8) “International Jazz Day 10th Anniversary Celebration,” 9-11 p.m. Friday, PBS. Ever since 2012, there have been worldwide jazz events on April 30, culminating with a mega-concert. Last year, that went virtual; this time, we get highlights from the first eight years. Some of the instrumental solos may tax the patience of casual fans, but there are vibrant moments from Annie Lennox, Stevie Wonder, Sting, Aretha Franklin, Wynton Marsalis, Dianne Reeves and more, plus a potent “Imagine” finale.
9) “Legends of Tomorrow” season-opener, 8 p.m. Sunday, CW. As last season ended (11 months ago), the team defeated the Fates and celebrated … until Sara (Cathy Letz), the captain, was kidnapped by the Aliens. Now Rory and Behrad search for someone to help; Constantine (Matt Ryan, who has played the same role in two “Constantine” series) tries his magic. We also see Sara trying to escape, even releasing some Aliens into the timeline. Then she’s shocked to learn the identity of one of the captors.
10) “Pose” season-opener, 10 and 11 p.m.
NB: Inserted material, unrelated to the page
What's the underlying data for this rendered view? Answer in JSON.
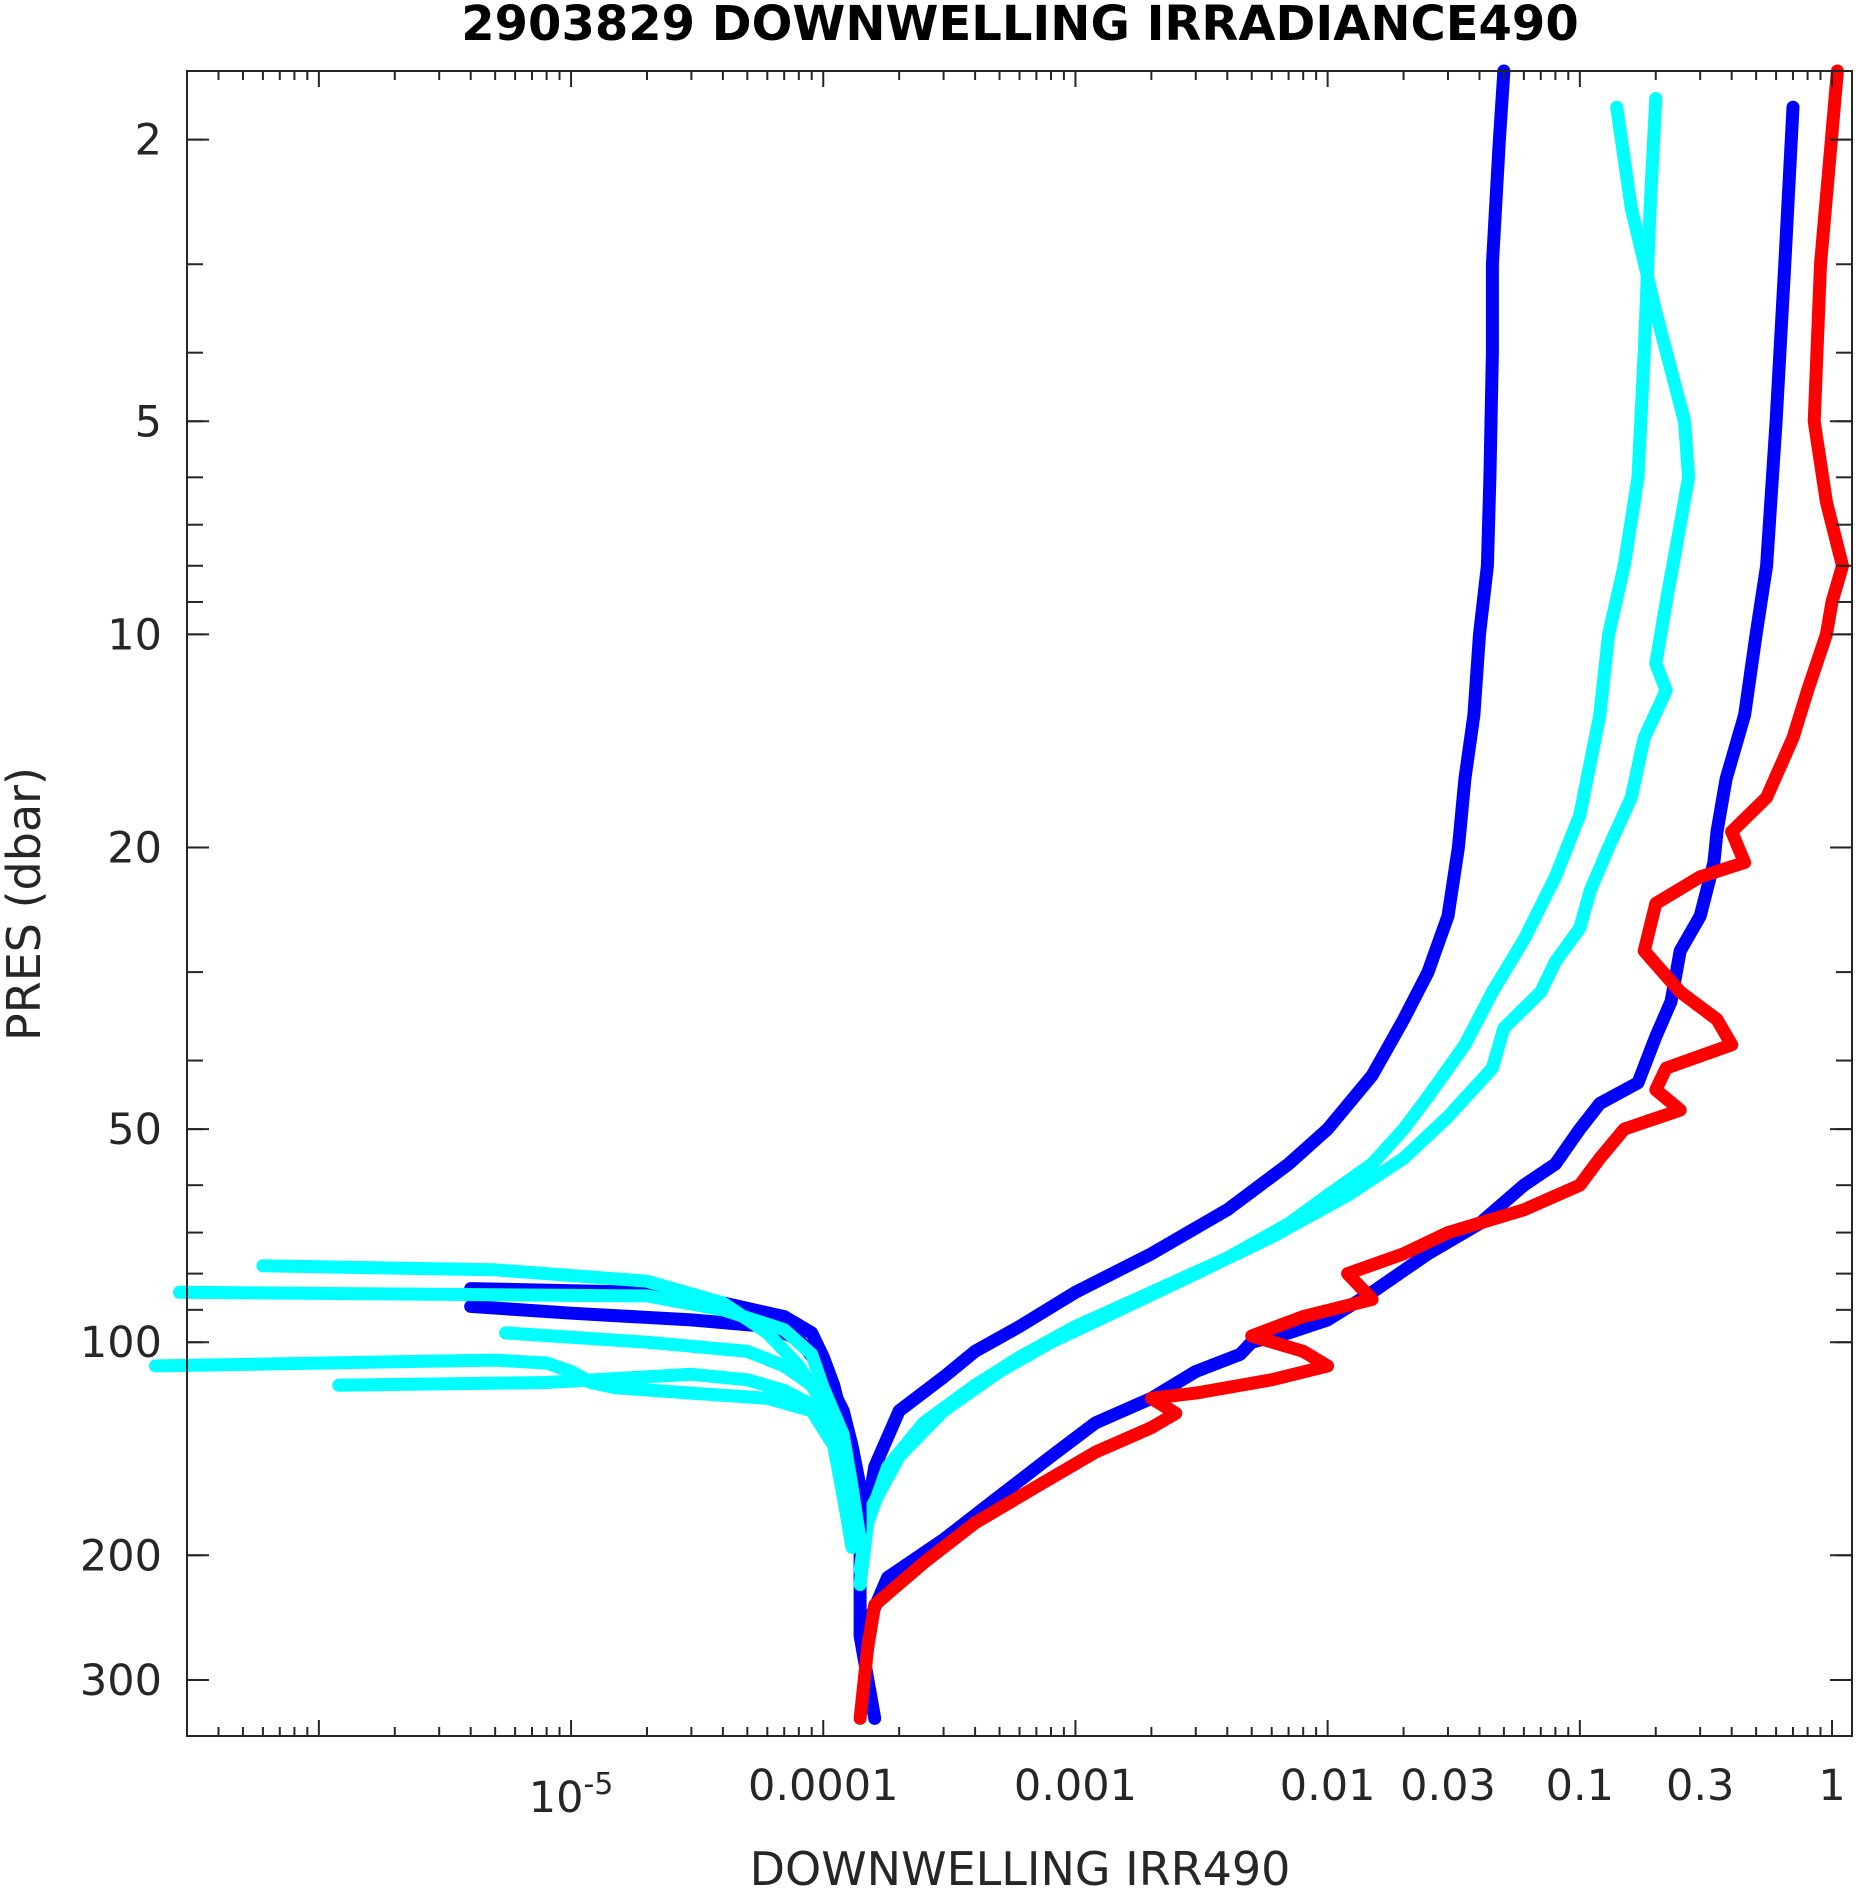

Sunday, FX; reruns at midnight. “The world is cold and cruel and full of disease,” Pray Tell rages. That seems current, but this is 1994. AIDS has taken many of his friends, another is in critical care and his boyfriend has tested positive. Pray (brilliantly played by Billy Porter, who has two Emmy nominations in the role) crumbles into alcoholism. This two-parter works as a self-contained story, while launching the six-week final season for this harsh but well-made show.